代表的な病名としては、『変形性膝関節症』、『半月板損傷』、『オスグッド病』などがあります。この他にも、数多くの膝の病気や症状が存在しています。
診断はお医者さんでないとできませんので、まずは膝の状態をしっかり確認することが大切です。
“膝関節の症状 ・変形性膝関節症 · 半月(板)損傷 · 膝靱帯損傷 · 膝離断性骨軟骨炎 · オスグッド病”
引用:膝関節の症状一覧|日本整形外科学会
https://www.joa.or.jp/public/sick/body/knee.html
膝の状態を確認する重要性
しかし、多くの患者さんが病名や症状を確認しても、その後のリハビリがうまくいっていないのではないかと感じています。
病名や症状に関する情報は当院のホームページだけでなく、多くの場所から得ることができます。

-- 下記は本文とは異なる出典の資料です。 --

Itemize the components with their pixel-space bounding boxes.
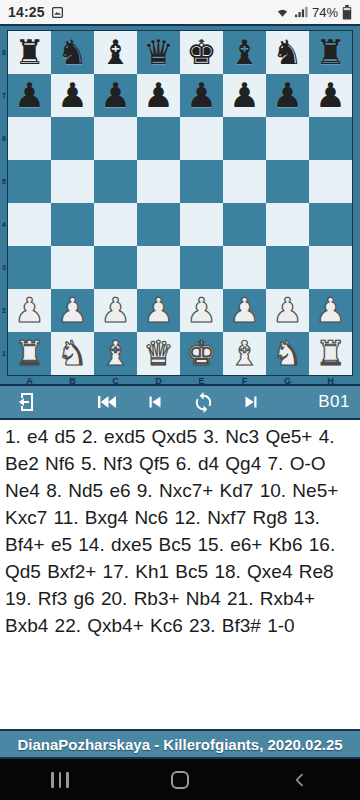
game-info-bar: DianaPozharskaya - Killerofgiants, 2020.… [0, 729, 360, 759]
square-a5[interactable] [8, 160, 51, 203]
white-pawn: ♟ [315, 289, 345, 332]
square-b8[interactable]: ♞ [51, 31, 94, 74]
square-d1[interactable]: ♛ [137, 332, 180, 375]
square-b7[interactable]: ♟ [51, 74, 94, 117]
exit-icon [13, 390, 37, 414]
white-bishop: ♝ [229, 332, 259, 375]
square-d6[interactable] [137, 117, 180, 160]
rank-label-1: 1 [0, 332, 8, 375]
black-rook: ♜ [315, 31, 345, 74]
square-h4[interactable] [309, 203, 352, 246]
square-f5[interactable] [223, 160, 266, 203]
black-queen: ♛ [143, 31, 173, 74]
exit-button[interactable] [10, 387, 40, 417]
white-knight: ♞ [57, 332, 87, 375]
square-c7[interactable]: ♟ [94, 74, 137, 117]
square-d7[interactable]: ♟ [137, 74, 180, 117]
step-forward-icon [240, 391, 262, 413]
square-h8[interactable]: ♜ [309, 31, 352, 74]
square-g2[interactable]: ♟ [266, 289, 309, 332]
rank-label-5: 5 [0, 160, 8, 203]
square-a8[interactable]: ♜ [8, 31, 51, 74]
square-h3[interactable] [309, 246, 352, 289]
game-info-text: DianaPozharskaya - Killerofgiants, 2020.… [17, 736, 342, 753]
square-f2[interactable]: ♟ [223, 289, 266, 332]
rank-labels: 87654321 [0, 31, 8, 375]
black-pawn: ♟ [100, 74, 130, 117]
white-king: ♚ [186, 332, 216, 375]
square-e3[interactable] [180, 246, 223, 289]
square-g5[interactable] [266, 160, 309, 203]
recents-icon [51, 772, 69, 788]
square-c1[interactable]: ♝ [94, 332, 137, 375]
white-queen: ♛ [143, 332, 173, 375]
square-h2[interactable]: ♟ [309, 289, 352, 332]
eco-code-label: B01 [318, 392, 350, 412]
square-c4[interactable] [94, 203, 137, 246]
square-a4[interactable] [8, 203, 51, 246]
square-a6[interactable] [8, 117, 51, 160]
rank-label-4: 4 [0, 203, 8, 246]
square-b4[interactable] [51, 203, 94, 246]
black-pawn: ♟ [143, 74, 173, 117]
notification-image-icon [51, 6, 64, 19]
white-pawn: ♟ [229, 289, 259, 332]
step-forward-button[interactable] [236, 387, 266, 417]
white-pawn: ♟ [143, 289, 173, 332]
square-g3[interactable] [266, 246, 309, 289]
white-pawn: ♟ [14, 289, 44, 332]
rank-label-8: 8 [0, 31, 8, 74]
square-b3[interactable] [51, 246, 94, 289]
chess-board: ♜♞♝♛♚♝♞♜♟♟♟♟♟♟♟♟♟♟♟♟♟♟♟♟♜♞♝♛♚♝♞♜ [8, 31, 352, 375]
status-bar: 14:25 74% [0, 0, 360, 24]
white-bishop: ♝ [100, 332, 130, 375]
moves-area: 1. e4 d5 2. exd5 Qxd5 3. Nc3 Qe5+ 4. Be2… [0, 420, 360, 729]
status-right: 74% [275, 5, 352, 20]
square-d8[interactable]: ♛ [137, 31, 180, 74]
square-f6[interactable] [223, 117, 266, 160]
home-icon [171, 771, 189, 789]
rewind-to-start-icon [95, 390, 119, 414]
square-e5[interactable] [180, 160, 223, 203]
rank-label-6: 6 [0, 117, 8, 160]
battery-icon [342, 5, 352, 20]
step-back-icon [144, 391, 166, 413]
square-c3[interactable] [94, 246, 137, 289]
app-screen: 14:25 74% 87654321 ♜♞♝♛♚♝♞♜♟♟♟♟♟♟♟♟♟♟♟♟♟… [0, 0, 360, 800]
step-back-button[interactable] [140, 387, 170, 417]
square-a7[interactable]: ♟ [8, 74, 51, 117]
black-knight: ♞ [57, 31, 87, 74]
square-a1[interactable]: ♜ [8, 332, 51, 375]
refresh-icon [192, 391, 215, 414]
square-g1[interactable]: ♞ [266, 332, 309, 375]
rank-label-2: 2 [0, 289, 8, 332]
square-h5[interactable] [309, 160, 352, 203]
black-knight: ♞ [272, 31, 302, 74]
square-e4[interactable] [180, 203, 223, 246]
square-g7[interactable]: ♟ [266, 74, 309, 117]
square-d3[interactable] [137, 246, 180, 289]
white-pawn: ♟ [272, 289, 302, 332]
square-c2[interactable]: ♟ [94, 289, 137, 332]
black-rook: ♜ [14, 31, 44, 74]
toolbar-nav-group [40, 387, 318, 417]
square-b2[interactable]: ♟ [51, 289, 94, 332]
square-b6[interactable] [51, 117, 94, 160]
android-nav-bar [0, 759, 360, 800]
square-g6[interactable] [266, 117, 309, 160]
home-button[interactable] [150, 760, 210, 800]
square-e7[interactable]: ♟ [180, 74, 223, 117]
square-f4[interactable] [223, 203, 266, 246]
white-pawn: ♟ [186, 289, 216, 332]
black-pawn: ♟ [186, 74, 216, 117]
move-list[interactable]: 1. e4 d5 2. exd5 Qxd5 3. Nc3 Qe5+ 4. Be2… [0, 420, 360, 639]
white-rook: ♜ [14, 332, 44, 375]
wifi-icon [275, 6, 290, 19]
square-g8[interactable]: ♞ [266, 31, 309, 74]
white-pawn: ♟ [57, 289, 87, 332]
square-h1[interactable]: ♜ [309, 332, 352, 375]
recents-button[interactable] [30, 760, 90, 800]
black-pawn: ♟ [229, 74, 259, 117]
black-pawn: ♟ [315, 74, 345, 117]
rewind-to-start-button[interactable] [92, 387, 122, 417]
status-left: 14:25 [8, 4, 64, 20]
chess-board-frame: 87654321 ♜♞♝♛♚♝♞♜♟♟♟♟♟♟♟♟♟♟♟♟♟♟♟♟♜♞♝♛♚♝♞… [0, 24, 360, 386]
square-e1[interactable]: ♚ [180, 332, 223, 375]
square-f8[interactable]: ♝ [223, 31, 266, 74]
square-g4[interactable] [266, 203, 309, 246]
signal-icon [294, 6, 308, 18]
white-pawn: ♟ [100, 289, 130, 332]
square-b5[interactable] [51, 160, 94, 203]
clock: 14:25 [8, 4, 45, 20]
square-f7[interactable]: ♟ [223, 74, 266, 117]
white-rook: ♜ [315, 332, 345, 375]
black-pawn: ♟ [14, 74, 44, 117]
square-e8[interactable]: ♚ [180, 31, 223, 74]
square-f3[interactable] [223, 246, 266, 289]
square-a3[interactable] [8, 246, 51, 289]
square-e2[interactable]: ♟ [180, 289, 223, 332]
white-knight: ♞ [272, 332, 302, 375]
square-h6[interactable] [309, 117, 352, 160]
square-f1[interactable]: ♝ [223, 332, 266, 375]
square-c8[interactable]: ♝ [94, 31, 137, 74]
square-d4[interactable] [137, 203, 180, 246]
rank-label-7: 7 [0, 74, 8, 117]
square-d5[interactable] [137, 160, 180, 203]
black-bishop: ♝ [100, 31, 130, 74]
square-d2[interactable]: ♟ [137, 289, 180, 332]
black-bishop: ♝ [229, 31, 259, 74]
refresh-button[interactable] [188, 387, 218, 417]
square-c6[interactable] [94, 117, 137, 160]
black-pawn: ♟ [57, 74, 87, 117]
square-b1[interactable]: ♞ [51, 332, 94, 375]
battery-percent: 74% [312, 5, 338, 20]
game-toolbar: B01 [0, 386, 360, 420]
square-h7[interactable]: ♟ [309, 74, 352, 117]
square-c5[interactable] [94, 160, 137, 203]
square-a2[interactable]: ♟ [8, 289, 51, 332]
back-button[interactable] [270, 760, 330, 800]
rank-label-3: 3 [0, 246, 8, 289]
back-icon [292, 772, 308, 788]
black-king: ♚ [186, 31, 216, 74]
square-e6[interactable] [180, 117, 223, 160]
black-pawn: ♟ [272, 74, 302, 117]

ここでは、『動作から考える膝へのストレス軽減』について考えてみましょう。
ただし、標準的な骨格を持つ方のしゃがみ動作について説明しますので、すべての人に当てはまるわけではありません。
たとえば、手術などでおこる脚の長さの違い(脚長差)や、大腿骨や脛骨のねじれ(前捻角や脛骨の内捻・外捻など)の程度など、個々の違いがあります。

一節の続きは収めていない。